Red Bull’s Max Verstappen celebrates after winning the Brazilian Grand Prix on Nov. 5, 2023.
Amanda Perobelli | Reuters
Red Bull Racing’s dominance in Formula 1 this 12 months is translating on to higher sales of its namesake energy drink, the team’s principal and CEO, Christian Horner, told CNBC.
“There’s an old adage of, ‘Win on Sunday and sell on Monday.’ Well, what we do for the Red Bull brand, for the energy drink in promoting the product globally for 23 race weekends a 12 months, we’re the largest marketing impact that the beverage company has,” Horner told CNBC’s Sara Eisen within the documentary “The Inside Track: The Business of Formula 1.”

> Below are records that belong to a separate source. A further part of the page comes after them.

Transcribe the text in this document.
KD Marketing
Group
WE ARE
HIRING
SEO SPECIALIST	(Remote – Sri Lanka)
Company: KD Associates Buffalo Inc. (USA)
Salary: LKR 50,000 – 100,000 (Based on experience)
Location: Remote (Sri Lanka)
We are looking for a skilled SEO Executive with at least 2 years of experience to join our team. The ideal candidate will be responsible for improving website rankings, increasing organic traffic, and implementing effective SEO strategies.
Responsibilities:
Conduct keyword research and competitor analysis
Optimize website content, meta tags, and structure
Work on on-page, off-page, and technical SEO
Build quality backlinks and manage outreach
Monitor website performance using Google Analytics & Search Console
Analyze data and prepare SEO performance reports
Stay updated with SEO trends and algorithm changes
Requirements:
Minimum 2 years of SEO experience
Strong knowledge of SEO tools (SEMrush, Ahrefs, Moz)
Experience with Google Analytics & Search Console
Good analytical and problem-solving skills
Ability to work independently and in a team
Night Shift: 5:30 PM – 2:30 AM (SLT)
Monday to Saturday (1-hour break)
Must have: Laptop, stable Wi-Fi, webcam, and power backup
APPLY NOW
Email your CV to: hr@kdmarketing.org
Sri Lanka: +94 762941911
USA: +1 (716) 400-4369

The Red Bull team, which also counts tech giant Oracle as a title sponsor, has trounced the grid this season, winning 19 of the 20 Grand Prix weekends up to now. Its world champion driver, Max Verstappen, has taken the checkered flag on 17 of those wins, together with his teammate Sergio Perez collecting wins in Saudi Arabia and Azerbaijan.

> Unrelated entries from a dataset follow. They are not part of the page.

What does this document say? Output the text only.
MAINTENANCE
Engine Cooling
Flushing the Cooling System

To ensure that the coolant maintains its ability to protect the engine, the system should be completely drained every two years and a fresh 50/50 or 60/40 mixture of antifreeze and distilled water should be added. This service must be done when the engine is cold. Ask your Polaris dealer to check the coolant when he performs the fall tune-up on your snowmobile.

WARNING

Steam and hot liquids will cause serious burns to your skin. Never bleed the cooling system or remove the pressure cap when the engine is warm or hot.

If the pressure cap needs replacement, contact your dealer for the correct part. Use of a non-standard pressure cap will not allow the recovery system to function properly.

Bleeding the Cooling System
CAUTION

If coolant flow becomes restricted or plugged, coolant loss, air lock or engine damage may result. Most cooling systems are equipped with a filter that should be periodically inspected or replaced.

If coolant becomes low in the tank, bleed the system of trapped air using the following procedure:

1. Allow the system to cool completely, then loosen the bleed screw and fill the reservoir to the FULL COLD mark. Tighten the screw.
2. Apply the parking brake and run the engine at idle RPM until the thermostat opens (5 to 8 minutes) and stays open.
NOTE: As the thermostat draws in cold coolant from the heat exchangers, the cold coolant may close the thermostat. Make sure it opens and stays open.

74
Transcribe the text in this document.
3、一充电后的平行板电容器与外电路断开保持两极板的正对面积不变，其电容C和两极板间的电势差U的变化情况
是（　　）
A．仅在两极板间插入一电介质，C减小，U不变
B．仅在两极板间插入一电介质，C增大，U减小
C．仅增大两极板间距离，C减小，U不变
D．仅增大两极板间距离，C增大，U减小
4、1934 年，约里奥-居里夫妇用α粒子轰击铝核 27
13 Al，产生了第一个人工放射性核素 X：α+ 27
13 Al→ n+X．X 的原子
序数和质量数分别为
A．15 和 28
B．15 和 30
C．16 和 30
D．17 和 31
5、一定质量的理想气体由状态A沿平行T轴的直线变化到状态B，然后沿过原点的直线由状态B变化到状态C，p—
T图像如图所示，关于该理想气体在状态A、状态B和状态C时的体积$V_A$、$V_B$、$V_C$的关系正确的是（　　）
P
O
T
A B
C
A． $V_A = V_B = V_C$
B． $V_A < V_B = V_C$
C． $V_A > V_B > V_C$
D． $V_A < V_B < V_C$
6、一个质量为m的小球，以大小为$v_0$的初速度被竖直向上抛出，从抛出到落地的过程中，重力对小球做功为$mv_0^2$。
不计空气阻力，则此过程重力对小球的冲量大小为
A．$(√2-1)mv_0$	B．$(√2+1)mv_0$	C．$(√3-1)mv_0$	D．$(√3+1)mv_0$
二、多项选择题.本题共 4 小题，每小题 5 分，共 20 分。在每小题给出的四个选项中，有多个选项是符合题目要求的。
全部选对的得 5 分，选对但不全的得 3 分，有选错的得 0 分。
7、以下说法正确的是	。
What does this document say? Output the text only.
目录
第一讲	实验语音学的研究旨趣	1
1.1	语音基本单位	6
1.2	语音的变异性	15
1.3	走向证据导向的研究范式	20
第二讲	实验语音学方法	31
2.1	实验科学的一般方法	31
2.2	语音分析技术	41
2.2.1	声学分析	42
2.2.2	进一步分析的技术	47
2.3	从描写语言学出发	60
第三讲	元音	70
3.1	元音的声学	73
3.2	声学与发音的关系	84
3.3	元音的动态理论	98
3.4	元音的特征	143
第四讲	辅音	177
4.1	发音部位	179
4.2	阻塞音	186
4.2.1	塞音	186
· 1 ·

Verstappen already clinched the 2023 drivers title — his third world championship — in early October through the seventeenth Grand Prix weekend of the season, in Qatar. The Red Bull team secured the constructors championship the weekend prior, in Japan.
The drivers will take to the track again on Sunday in Las Vegas before the season wraps at the tip of this month in Abu Dhabi.

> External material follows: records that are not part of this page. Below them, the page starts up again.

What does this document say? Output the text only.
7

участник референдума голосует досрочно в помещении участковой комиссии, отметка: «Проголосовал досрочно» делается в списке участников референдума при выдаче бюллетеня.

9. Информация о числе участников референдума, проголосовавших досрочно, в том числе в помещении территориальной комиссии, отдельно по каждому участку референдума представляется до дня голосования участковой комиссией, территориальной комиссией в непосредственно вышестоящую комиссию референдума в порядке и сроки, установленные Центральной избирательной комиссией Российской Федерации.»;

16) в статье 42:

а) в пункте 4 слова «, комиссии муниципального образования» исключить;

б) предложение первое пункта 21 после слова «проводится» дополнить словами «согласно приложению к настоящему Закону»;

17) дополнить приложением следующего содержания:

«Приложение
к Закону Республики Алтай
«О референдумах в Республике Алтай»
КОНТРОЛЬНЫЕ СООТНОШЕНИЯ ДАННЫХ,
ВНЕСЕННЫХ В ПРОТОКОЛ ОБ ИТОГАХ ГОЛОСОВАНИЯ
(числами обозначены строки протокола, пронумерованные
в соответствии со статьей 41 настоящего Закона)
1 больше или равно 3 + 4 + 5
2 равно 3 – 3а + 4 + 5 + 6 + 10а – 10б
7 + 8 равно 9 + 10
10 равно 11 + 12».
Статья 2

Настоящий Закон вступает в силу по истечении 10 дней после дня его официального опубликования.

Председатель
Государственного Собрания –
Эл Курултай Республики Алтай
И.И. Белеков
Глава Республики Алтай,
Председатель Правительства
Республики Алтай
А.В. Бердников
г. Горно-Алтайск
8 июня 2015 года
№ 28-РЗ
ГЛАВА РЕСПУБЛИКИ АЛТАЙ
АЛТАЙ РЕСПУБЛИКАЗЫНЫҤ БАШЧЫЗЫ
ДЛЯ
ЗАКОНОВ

Red Bull declined to share specific sales metrics, but an organization spokesperson reiterated the F1 “uplift” and said it’s particularly noticeable in corresponding race markets.
“They see it, they’ll measure it. It’s incredible the quantity of consumption of Red Bull that is going on,” Horner told CNBC.
![Inside Track: The Business of Formula 1 Cold Open](https://image.cnbcfm.com/api/v1/image/107332891-1699890234320-1699889804568-COLDOPENCNBCINSIDETRACK.jpg?v=1699890237&w=750&h=422&vtcrop=y)
Red Bull is the second-most popular energy drink brand on the earth, with 13% market share, in line with Euromonitor International data. It trails only Monster Beverage‘s namesake brand, which holds 16.4% of the worldwide market share.
But the marketplace for energy drinks has grown more crowded, putting pressure on Red Bull. The corporate’s market share has slipped from 13.5% in 2021 to 13% this 12 months as newer players, equivalent to PepsiCo, enter the category.
In recent times, beverage giants Coca-Cola and Pepsi have each set their sights on the fast-growing energy drink category — with various degrees of success. Soda consumption has decreased over the past 20 years, but sugary energy drinks have bucked the trend due to their caffeine content and related effects.
Coke launched its own energy drink in the UK in 2019. But Coke Energy failed to achieve a foothold with U.S. consumers; the corporate discontinued the drink in North America in 2021, roughly a 12 months after it launched.
Coke rival Pepsi has found more success through deal-making. It bought Rockstar Energy for $3.85 billion in 2020, gaining ownership of each the corporate’s namesake energy drink and fast-growing Sting Energy.
Last 12 months, Pepsi took a $550 million stake in Celsius, which markets itself as a healthier energy drink that boosts workouts. Those deals are on top of efforts equivalent to shifting Mountain Dew into the energy drink category and adding caffeine to Gatorade.
Find replay times of “The Inside Track: The Business of Formula 1” on CNBC.